In the NŚ (I. 26) Kohala has been mentioned as one of the hundred sons of Bharata and as such he was anterior to the author of this work. From another passage in the NŚ (XXXVI 61) we learn that “śeṣem uttaratantreṇa Kohalaḥ kathayiṣyati” ‘Kohala will speak of the remaining (teachings) on dramaturgy in a supplementary treatise.’ Hence it may be presumed that Kohala was not widely separated in time from the author of the NŚ. Kohala’s opinion has been referred to in Dattila’s work in connexion with Tāla. This is perhaps the earliest reference to his teaching. The Bṛhaddeśi also refers to Kohala’s views no less than five times while discussing notes, Tāna and Jāti. The author of the Saṃgītamakaranda also mentions him twice in the chapter on dance (nṛtya), Pārśvadeva in his Saṃgītasamayasāra names Kohala in the beginning of his chapter on Tāla. In his commentary of the chapters on music, Abhivavagupta while discussing Tāla, refers at least twice to Kohala. From Abhinava’s commentary, it is further learnt that Kohala wrote a work named the Saṃgīta-meru. Hence it is natural that Śārṅgadeva has named him as one of the old masters.

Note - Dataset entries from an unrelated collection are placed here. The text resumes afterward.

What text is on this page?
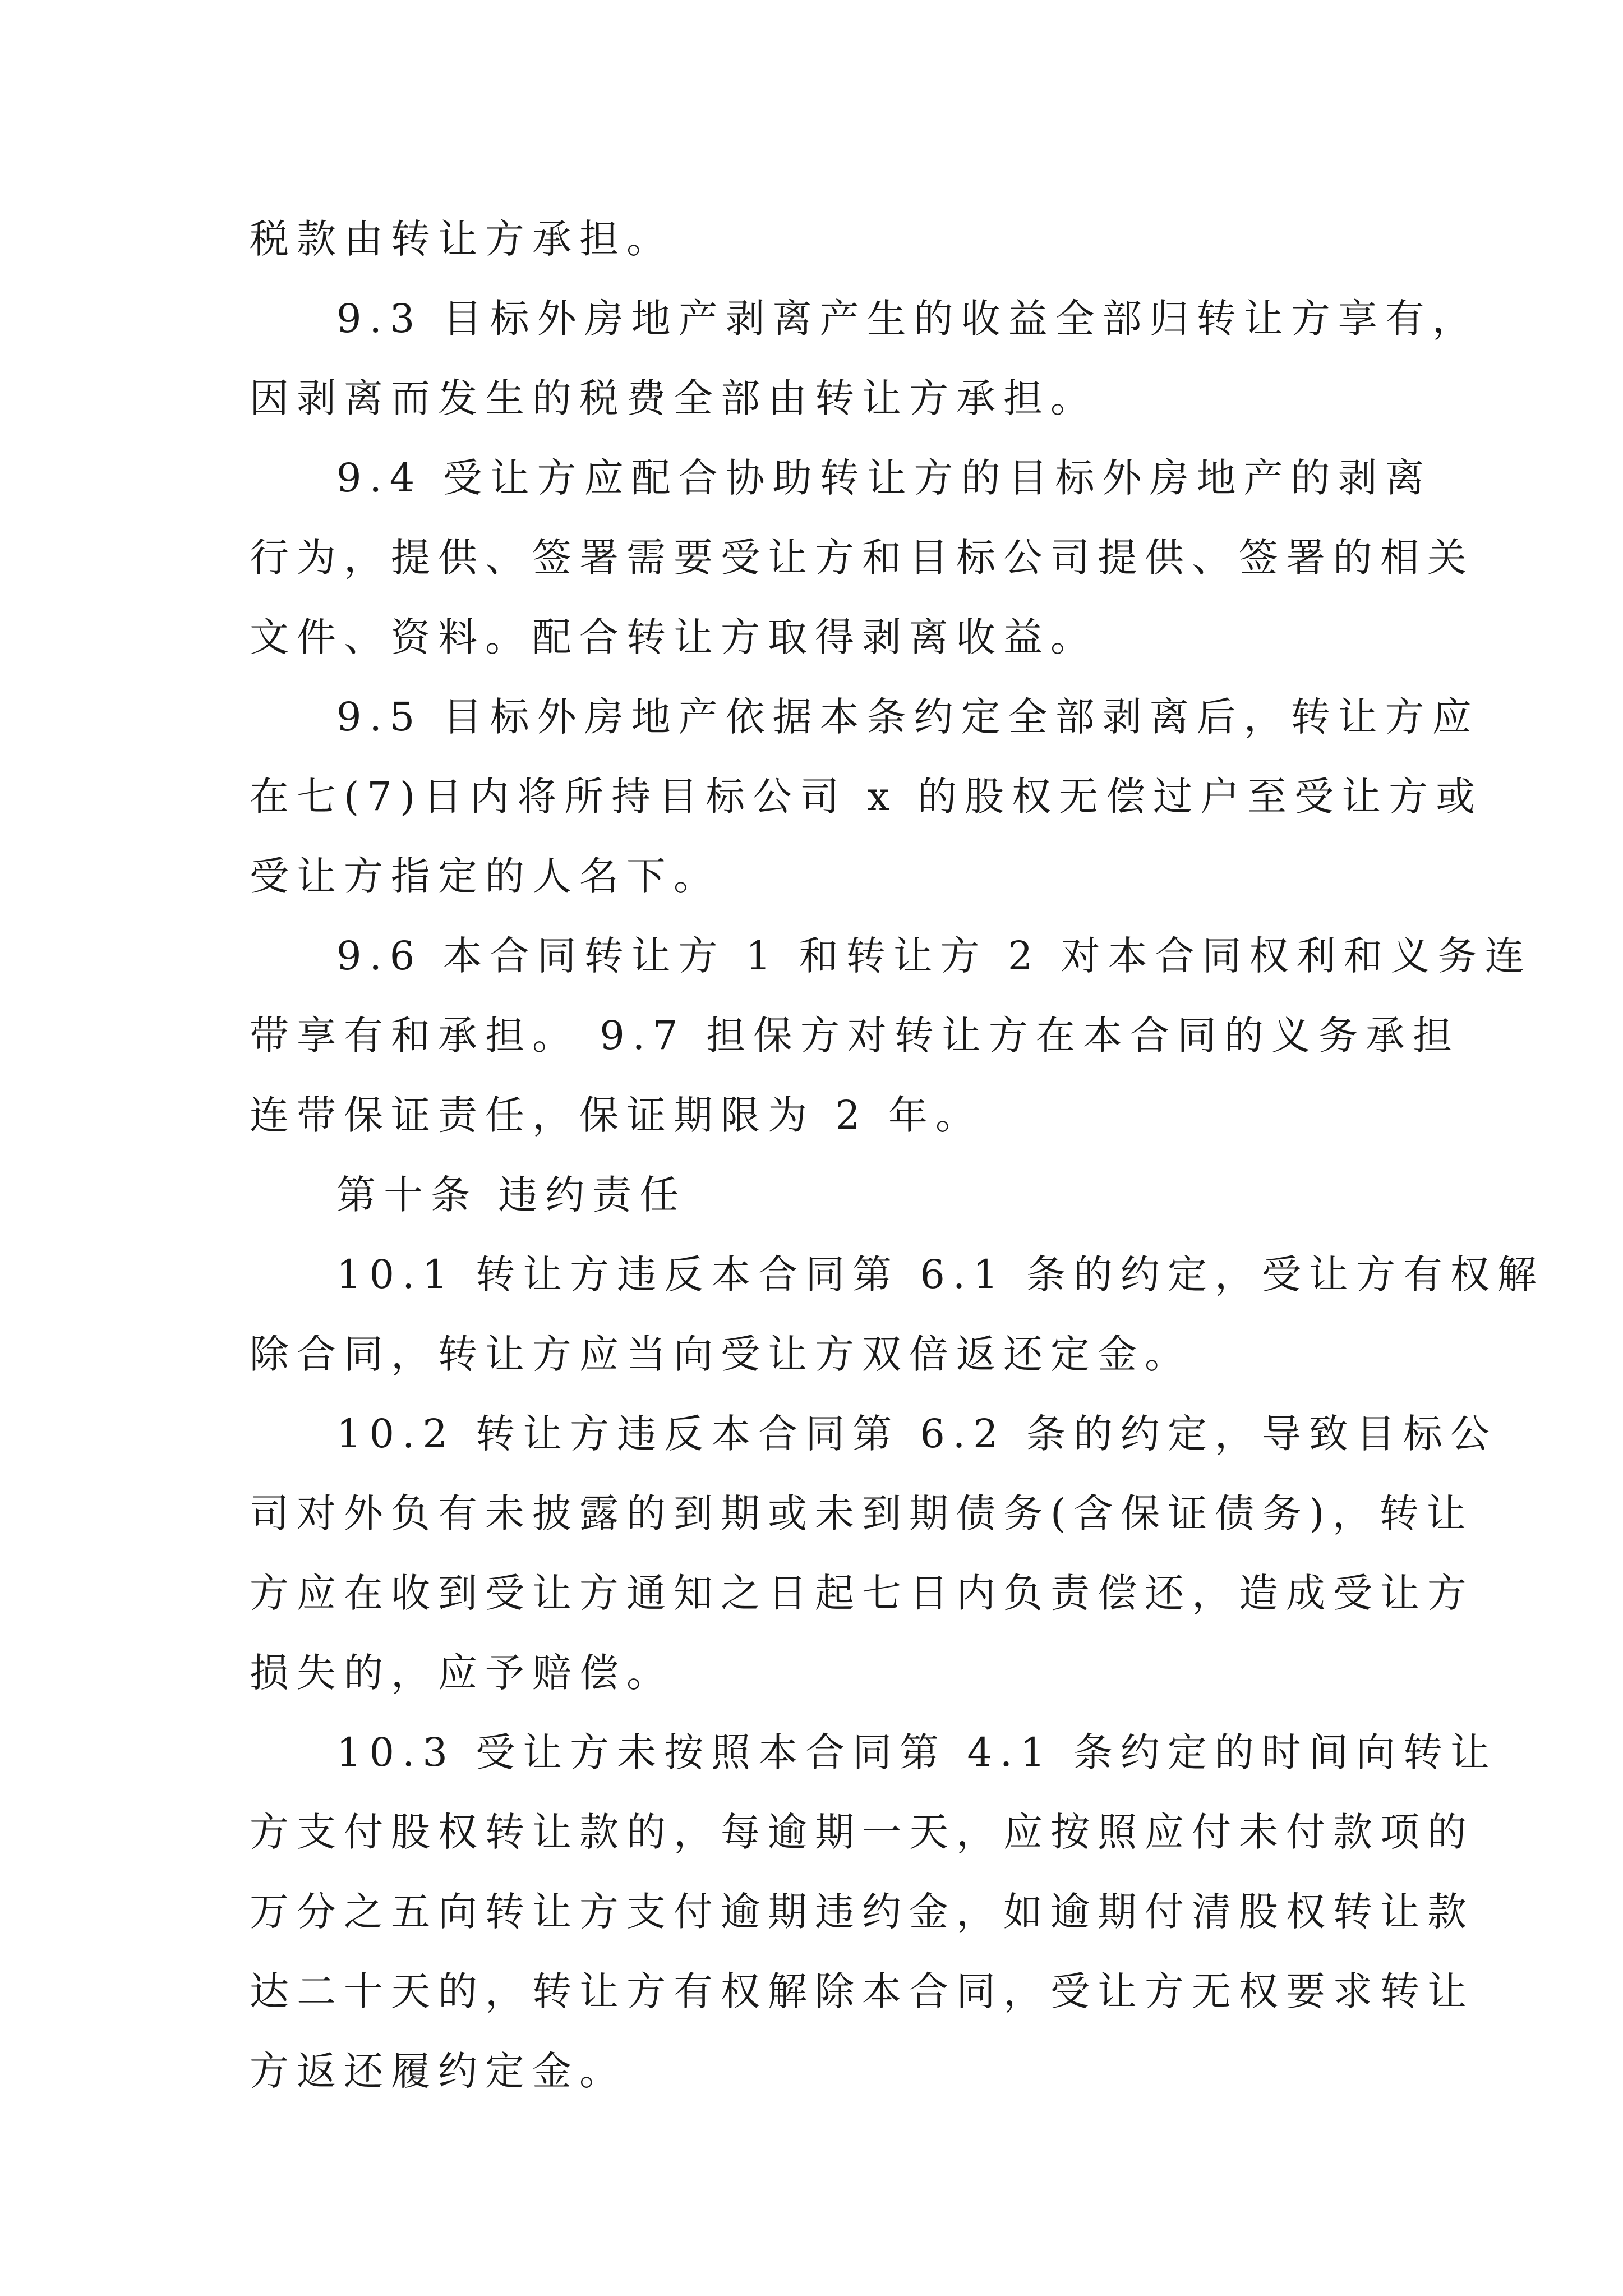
税款由转让方承担。

9.3 目标外房地产剥离产生的收益全部归转让方享有，
因剥离而发生的税费全部由转让方承担。

9.4 受让方应配合协助转让方的目标外房地产的剥离
行为，提供、签署需要受让方和目标公司提供、签署的相关
文件、资料。配合转让方取得剥离收益。

9.5 目标外房地产依据本条约定全部剥离后，转让方应
在七(7)日内将所持目标公司 x 的股权无偿过户至受让方或
受让方指定的人名下。

9.6 本合同转让方 1 和转让方 2 对本合同权利和义务连
带享有和承担。 9.7 担保方对转让方在本合同的义务承担
连带保证责任，保证期限为 2 年。

第十条 违约责任

10.1 转让方违反本合同第 6.1 条的约定，受让方有权解
除合同，转让方应当向受让方双倍返还定金。

10.2 转让方违反本合同第 6.2 条的约定，导致目标公
司对外负有未披露的到期或未到期债务(含保证债务)，转让
方应在收到受让方通知之日起七日内负责偿还，造成受让方
损失的，应予赔偿。

10.3 受让方未按照本合同第 4.1 条约定的时间向转让
方支付股权转让款的，每逾期一天，应按照应付未付款项的
万分之五向转让方支付逾期违约金，如逾期付清股权转让款
达二十天的，转让方有权解除本合同，受让方无权要求转让
方返还履约定金。
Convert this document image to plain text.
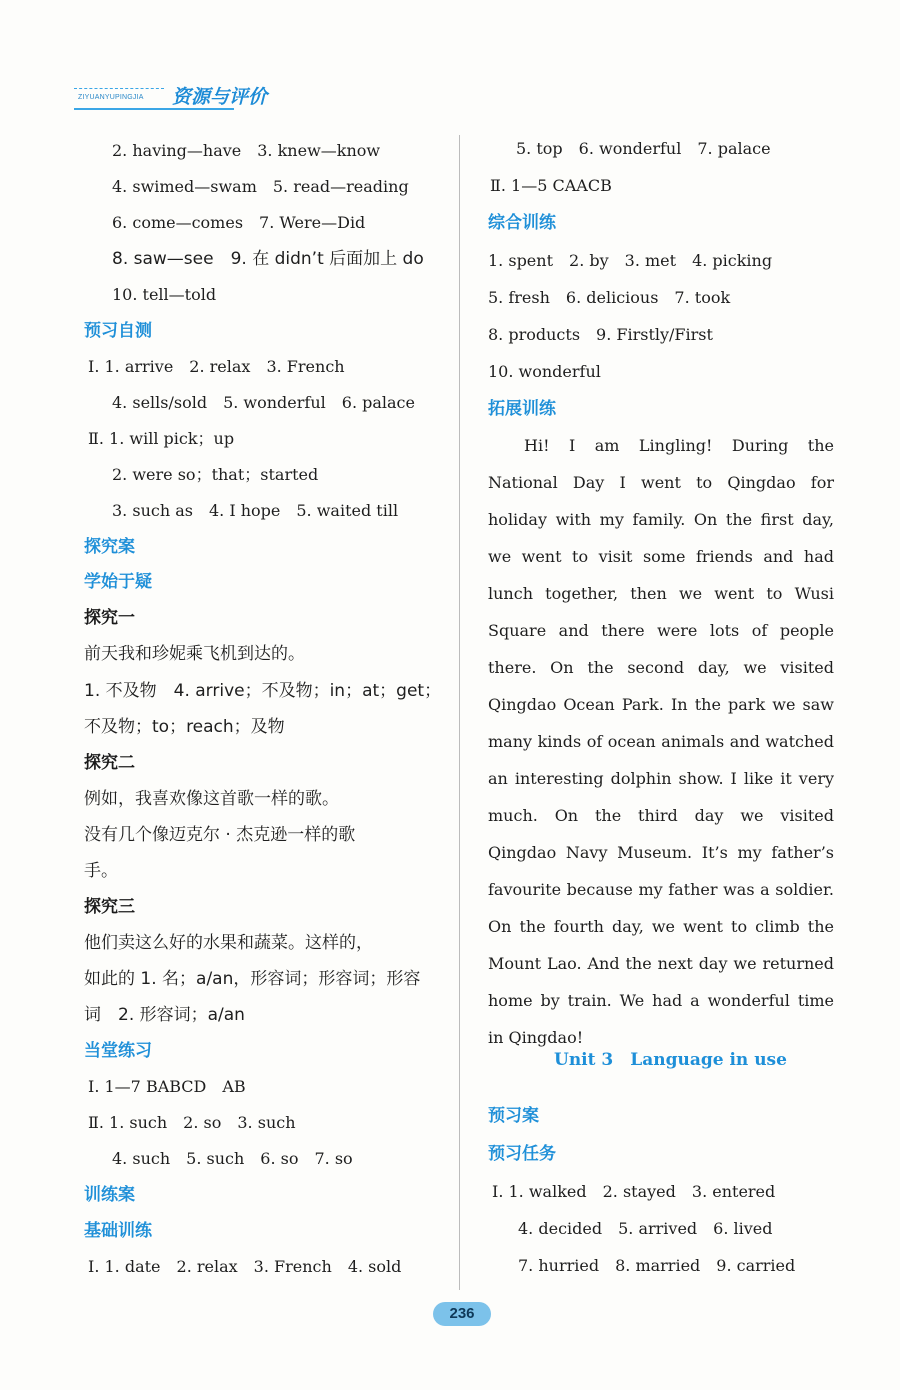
ZIYUANYUPINGJIA 资源与评价
2. having—have　3. knew—know
4. swimed—swam　5. read—reading
6. come—comes　7. Were—Did
8. saw—see　9. 在 didn’t 后面加上 do
10. tell—told
预习自测
Ⅰ. 1. arrive　2. relax　3. French
4. sells/sold　5. wonderful　6. palace
Ⅱ. 1. will pick；up
2. were so；that；started
3. such as　4. I hope　5. waited till
探究案
学始于疑
探究一
前天我和珍妮乘飞机到达的。
1. 不及物　4. arrive；不及物；in；at；get；
不及物；to；reach；及物
探究二
例如，我喜欢像这首歌一样的歌。
没有几个像迈克尔 · 杰克逊一样的歌
手。
探究三
他们卖这么好的水果和蔬菜。这样的，
如此的 1. 名；a/an，形容词；形容词；形容
词　2. 形容词；a/an
当堂练习
Ⅰ. 1—7 BABCD　AB
Ⅱ. 1. such　2. so　3. such
4. such　5. such　6. so　7. so
训练案
基础训练
Ⅰ. 1. date　2. relax　3. French　4. sold
5. top　6. wonderful　7. palace
Ⅱ. 1—5 CAACB
综合训练
1. spent　2. by　3. met　4. picking
5. fresh　6. delicious　7. took
8. products　9. Firstly/First
10. wonderful
拓展训练
Hi! I am Lingling! During the National Day I went to Qingdao for holiday with my family. On the first day, we went to visit some friends and had lunch together, then we went to Wusi Square and there were lots of people there. On the second day, we visited Qingdao Ocean Park. In the park we saw many kinds of ocean animals and watched an interesting dolphin show. I like it very much. On the third day we visited Qingdao Navy Museum. It’s my father’s favourite because my father was a soldier. On the fourth day, we went to climb the Mount Lao. And the next day we returned home by train. We had a wonderful time in Qingdao!
Unit 3　Language in use
预习案
预习任务
Ⅰ. 1. walked　2. stayed　3. entered
4. decided　5. arrived　6. lived
7. hurried　8. married　9. carried
236
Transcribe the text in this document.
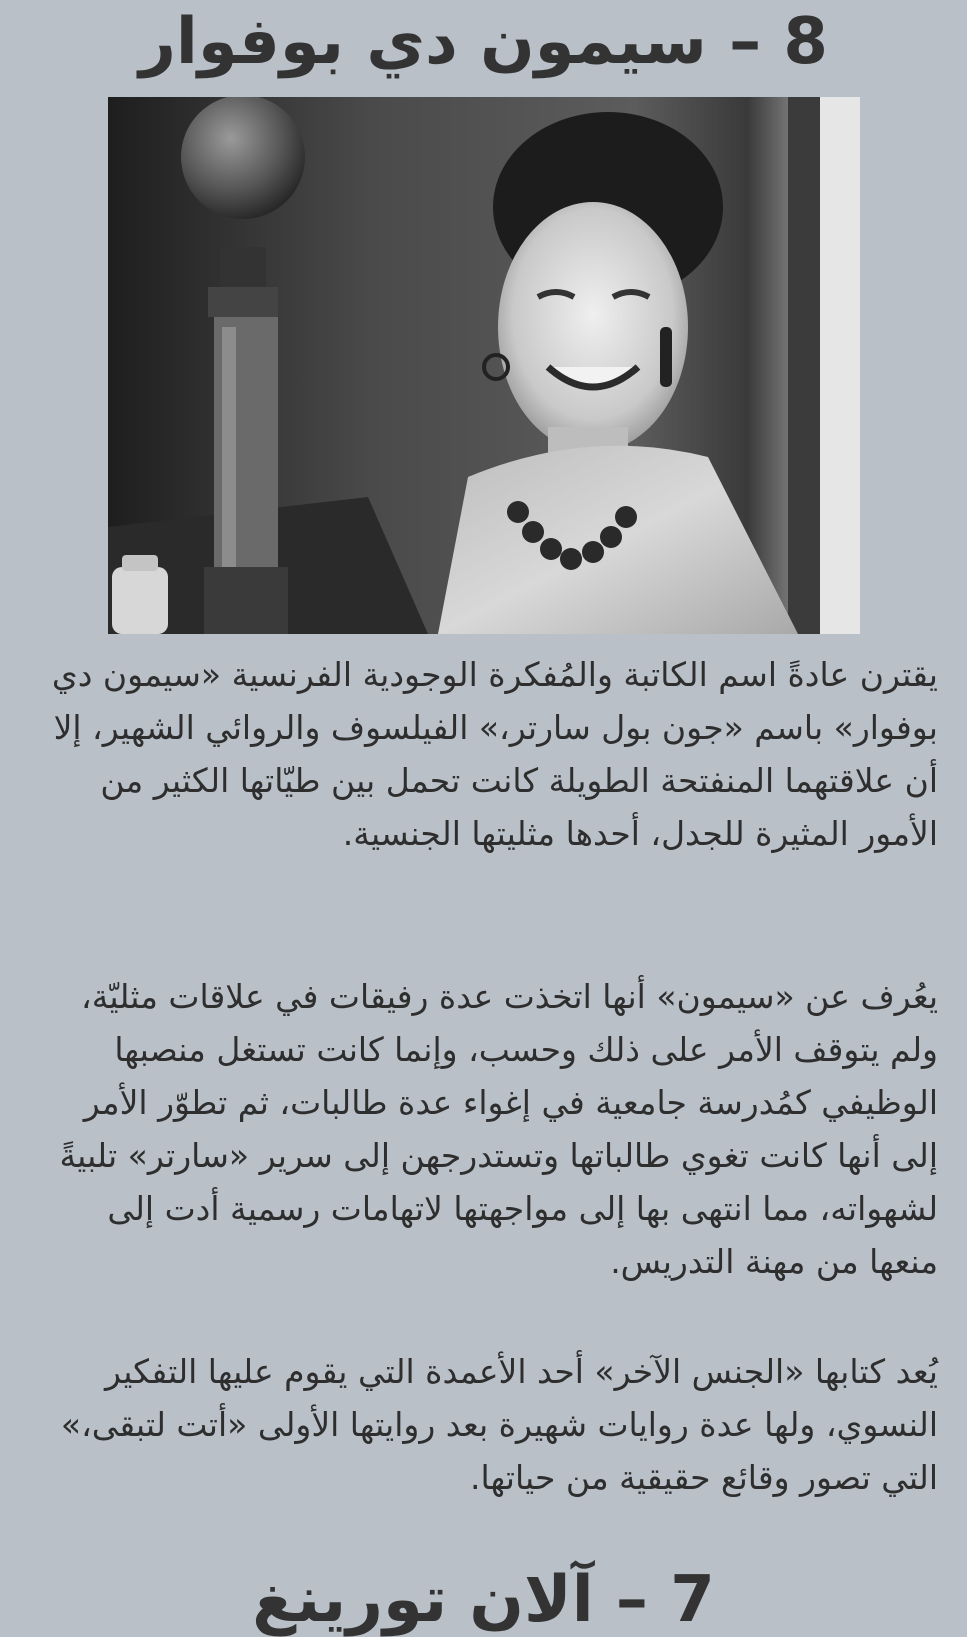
8 – سيمون دي بوفوار

يقترن عادةً اسم الكاتبة والمُفكرة الوجودية الفرنسية «سيمون دي بوفوار» باسم «جون بول سارتر،» الفيلسوف والروائي الشهير، إلا أن علاقتهما المنفتحة الطويلة كانت تحمل بين طيّاتها الكثير من الأمور المثيرة للجدل، أحدها مثليتها الجنسية.

يعُرف عن «سيمون» أنها اتخذت عدة رفيقات في علاقات مثليّة، ولم يتوقف الأمر على ذلك وحسب، وإنما كانت تستغل منصبها الوظيفي كمُدرسة جامعية في إغواء عدة طالبات، ثم تطوّر الأمر إلى أنها كانت تغوي طالباتها وتستدرجهن إلى سرير «سارتر» تلبيةً لشهواته، مما انتهى بها إلى مواجهتها لاتهامات رسمية أدت إلى منعها من مهنة التدريس.

يُعد كتابها «الجنس الآخر» أحد الأعمدة التي يقوم عليها التفكير النسوي، ولها عدة روايات شهيرة بعد روايتها الأولى «أتت لتبقى،» التي تصور وقائع حقيقية من حياتها.

7 – آلان تورينغ
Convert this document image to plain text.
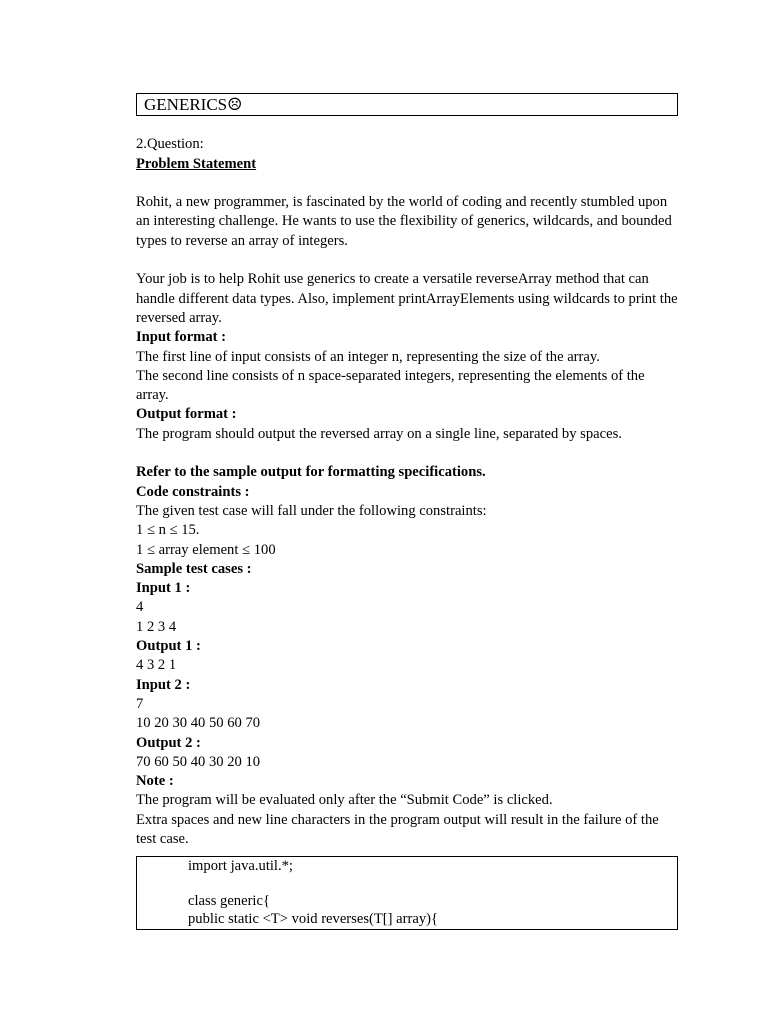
GENERICS☹

2.Question:

Problem Statement

Rohit, a new programmer, is fascinated by the world of coding and recently stumbled upon an interesting challenge. He wants to use the flexibility of generics, wildcards, and bounded types to reverse an array of integers.

Your job is to help Rohit use generics to create a versatile reverseArray method that can handle different data types. Also, implement printArrayElements using wildcards to print the reversed array.

Input format :

The first line of input consists of an integer n, representing the size of the array.

The second line consists of n space-separated integers, representing the elements of the array.

Output format :

The program should output the reversed array on a single line, separated by spaces.

Refer to the sample output for formatting specifications.

Code constraints :

The given test case will fall under the following constraints:

1 ≤ n ≤ 15.

1 ≤ array element ≤ 100

Sample test cases :

Input 1 :

4

1 2 3 4

Output 1 :

4 3 2 1

Input 2 :

7

10 20 30 40 50 60 70

Output 2 :

70 60 50 40 30 20 10

Note :

The program will be evaluated only after the “Submit Code” is clicked.

Extra spaces and new line characters in the program output will result in the failure of the test case.

import java.util.*;

class generic{

public static <T> void reverses(T[] array){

Two other works the Tāla-lakṣaṇa and the Kohala-rahasya, have also been ascribed to Kohala[3]. These may genuinely reflect the the teachings of Kohala. From all these it appears that Kohala was a very important early writer on music.

(d) Śāṇḍilya and Vātsya.

The NŚ has twice mentioned Vātsya and Śāṇḍilya together. Śāṇḍilya not being included amongst the hundred Sons of Bharata, seems to be somewhat later. But one cannot be sure on this point. Śāṇḍilya has not been quoted in an early work. Only the author of the commentary “Tilaka” on the Rāmāyaṇa, mentions him twice in connexion

with the Mūrchanā and the Jāti[4]. And Vātsya is not known to have been quoted by any work.

(e) Viśākhila:

Dattilam is the earliest work to mention Viśākhila.[5] As we have already seen that Dattila was anterior to the NŚ. Viśākhila was also a very old writer on music. The Bṛhaddeśī also once refers to him.[6] The passage in question being somewhat corrupt it has escaped the notice of other writers. It is as follows:

nanu mūrchanā-tānayoḥ ko bhedaḥ? ucyate—mūrchanā-tānayo nunātvantaram (=stu nārthāntaram) iti Viśraṅkhila (=Viśākhilaḥ) etaccāssṃgatam.

(Tr. Now, what is the difference between the Mūrchanā and the Tāna? Viśākhila’s view that the Mūrchanā and the Tāna are identical, is not correct.) Viśākhila has been quoted and referred to at least seven times by Abhinavagupta in his commentary on ch. XXXVIII of the NŚ.[7] Cakrapāṇidatta (c. 11th century) also has quoted from Viśākhila in his commentary on Caraka, Nidāna-sthāna, VII. 7.[8]. The relevant passage is as follows:

Yad uktam Viśākhinā (wrong reading for Viśākhilena)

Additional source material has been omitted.